Dan Falloon
The Muskie boys’ soccer website posed a question to all of the returning players over the winter.
The page asked players what they were doing that day to help the team defend its NorWOSSA crown.
Talk about driven.
The black-and-gold, coached by Shane Beckett, are confident about a repeat as the 2010 campaign approaches, and suggested an improvement at the OFSAA tournament—should they qualify—isn’t out of the question.
“We usually come in pretty optimistic,” admitted Beckett. “I’ve got a lot of great returning players and some great rookies that are in.
“We have some pretty high expectations and the boys do, too.”
Beckett said last year’s trip to OFSAA, where Fort High went 0-2-2 to fall just short of advancing out of their pool, at least confirmed his strategies were on the right track—and the strenuous competition helped to prove that.
“When you’re up here, it’s really hard to know how good you actually are,” he noted. “But one bad penalty shot call at OFSAA and that cost us the second round.
“We’re really optimistic coming in this year knowing that the systems and the programs that we’re running is right up there with other ones in the province,” he added.
Just as important is that the players are starting to swear by the plan, as well, which helps for things to run much more smoothly.
“One thing is it really got the boys to buy into the systems that we’re running, and our program definitely is progressing and becoming really competitive at the provincial level,” Beckett enthused.
The team opens its season this Friday (April 30) with the St. John’s-Ravenscourt tournament in Winnipeg, then will kick off NorWOSSA play here May 5.
Beckett is careful not to look too far ahead, knowing full well that the road to Windsor, host of this year’s all-Ontarios, must run through Kenora and Dryden first.
“It’s always super-competitive,” he stressed. “Last year, there was a ton of parity in the [NorWOSSA] league and it just makes everybody play better.”
And he anticipates nothing less than a repeat of that this year as both the Kenora Broncos and Dryden Eagles have reputations for strong play.
“We always expect Kenora to come out very well-coached and very well-disciplined, and play good soccer,” Beckett remarked.
“Dryden . . . has a new coaching staff, but they’ve always come out with a handful of quality soccer players and their work ethic is top-notch, so you really have to be on guard so they don’t outwork you.
“They leave it all out on the field, so you’ve got to match their work ethic,” he stressed.
Fort High’s pedigree, according to Beckett, is being a stifling defensive team.
“We’ve always been a team that’s been difficult to score on. We can score as many goals on ourselves, almost, as the other team scores on us,” he joked.
“We’re really strong in the back,” he added. “Our fullbacks are strong with experience, but also we have depth with some new kids.”

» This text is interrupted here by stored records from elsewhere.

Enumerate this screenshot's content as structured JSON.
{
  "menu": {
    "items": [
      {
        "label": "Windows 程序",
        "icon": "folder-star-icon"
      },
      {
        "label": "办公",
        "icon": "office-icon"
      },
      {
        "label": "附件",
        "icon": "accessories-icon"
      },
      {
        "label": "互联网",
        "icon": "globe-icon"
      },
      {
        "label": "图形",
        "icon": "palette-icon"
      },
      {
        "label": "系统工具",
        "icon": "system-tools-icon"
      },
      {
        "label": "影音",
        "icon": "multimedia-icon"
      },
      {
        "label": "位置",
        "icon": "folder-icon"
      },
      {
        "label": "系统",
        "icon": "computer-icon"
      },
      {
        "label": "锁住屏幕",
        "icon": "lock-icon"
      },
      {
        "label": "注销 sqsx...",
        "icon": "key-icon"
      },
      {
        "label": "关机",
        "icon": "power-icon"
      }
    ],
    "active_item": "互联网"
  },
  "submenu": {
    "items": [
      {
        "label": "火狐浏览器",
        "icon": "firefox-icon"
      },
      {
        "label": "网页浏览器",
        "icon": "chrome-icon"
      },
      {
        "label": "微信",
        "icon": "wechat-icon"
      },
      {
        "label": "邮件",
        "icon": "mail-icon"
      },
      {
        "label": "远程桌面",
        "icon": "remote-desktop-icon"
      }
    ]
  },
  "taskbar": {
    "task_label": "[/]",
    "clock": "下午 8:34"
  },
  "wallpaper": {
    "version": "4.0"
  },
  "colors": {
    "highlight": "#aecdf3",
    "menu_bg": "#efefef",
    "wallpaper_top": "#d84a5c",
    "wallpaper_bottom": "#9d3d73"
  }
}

Still, Beckett expects to couple that ability to keep the ball out of the net with an improved ability to put it in at the other end of the pitch.
“I think that this year we’re going to have better attacking duos up front,” he predicted.
“We have three or four guys that can work really well together, and I think we can score a lot more goals this year than we have in the last couple years.
“The systems that we’re running up top are really going to pay off this year.”
Beckett also expects players who took a leadership role on the Muskie boys’ hockey team that advanced to OFSAA earlier this spring, such as Brendan Cawston, Jake Witherspoon, Matt DePiero, and Dave Chambers, “to play key roles this year. . . just to name a few.”
“The veteran players that we have really need to step up,” he challenged. “We have a handful of Grade 12s who are really going to step up and be role models for our guys.”
The team’s most highly-touted rookie, Colton Spicer, also comes from the hockey team. But the biggest ace up Beckett’s sleeve is a veteran player, although new to the black-and-gold.
Caleb Heerema transferred from the Sturgeon Creek Alternative Program during the off-season, and Beckett anticipates he will be a major part of the team this season.
“He played with Rainy River the last three years and transferred to Fort High for academic reasons, so we’ve been real lucky to get him,” enthused Beckett.
“The kids voted him a captain. He’s a real leader in the midfield and he’s going to be one to watch.
“I think he’s going to surprise a lot of people because no one’s seen him before.”
The squad was able to get one exhibition game in, battling the Rainy River Owls to a 1-1 draw here last Wednesday afternoon, with Davis Smith providing the offence.
The first major test will come this weekend, however, as the Muskies will face some of Manitoba’s top teams at the SJR tournament, which Fort High has competed at for as long as Beckett can remember.
“When I was in high school, we used to go,” he recalled. “It’s the cream of the crop out of Manitoba, and you’re seeing the provincial champions and whatnot, so it’s a really good look for us to go there and see where we’re at and what we need to work on.
“Being able to compete there really shows us where we stand so early in the season and what we need to do to progress,” he stressed.